COVID-19 cases were confirmed in all Russian regions, most severely hitting Moscow, the Moscow Oblast, and Saint Petersburg. As the number of new cases increased, the Russian government announced a non-working period until May 11, 2020 to facilitate social distancing. Different self-isolation measures were implemented restricting residents' movement across Russian regions, some including digital passes and CCTV monitoring. Starting from May 12, the lockdown was eased, after which the measures would be relaxed step by step, while several rules remained in place, including restrictions for the elderly population and a prohibition of mass events.

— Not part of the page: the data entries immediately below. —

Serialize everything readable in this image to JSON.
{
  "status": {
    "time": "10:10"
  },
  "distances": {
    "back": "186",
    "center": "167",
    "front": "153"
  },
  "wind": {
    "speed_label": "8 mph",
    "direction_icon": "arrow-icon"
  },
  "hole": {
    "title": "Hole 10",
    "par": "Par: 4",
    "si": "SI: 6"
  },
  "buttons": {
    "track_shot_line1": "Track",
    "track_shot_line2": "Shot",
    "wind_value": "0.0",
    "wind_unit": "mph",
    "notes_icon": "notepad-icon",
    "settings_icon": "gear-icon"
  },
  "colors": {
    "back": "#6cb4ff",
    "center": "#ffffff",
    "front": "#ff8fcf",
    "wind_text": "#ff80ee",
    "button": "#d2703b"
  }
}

The country's GDP was forecast to drop by three percent in 2020 in case of a widespread contagion and by nearly five percent in the event of a global pandemic scenario. During the shutdown, non-food stores, entertainment venues, restaurants and bars, and beauty salons were closed. The Russian government identified the industries of transportation and aviation, entertainment, tourism and accommodation, sports, public catering and events, household services, and further and private education as suffering from the crisis the most.
The coronavirus panic, along with growing prices due to the Russian ruble fall and disrupted product supply, caused a higher demand for fast-moving consumer goods (FMCG), home workout equipment, electronics, pharmaceuticals as well as medical masks. Furthermore, an increase was recorded in TV consumption, especially among the younger audience, and in the use of streaming and food delivery services. Video chat applications, messengers, and online education platforms saw a rise in traffic.
The public opinion about the coronavirus threat in Russia shifted between February and April 2020, with more people fearing getting infected. Less than 50 percent of Russians believed their national health system was prepared to fight the COVID-19 epidemic, while only 38 percent trusted official information on the situation. The majority of Russians viewed COVID-19 as more dangerous than the regular seasonal flu.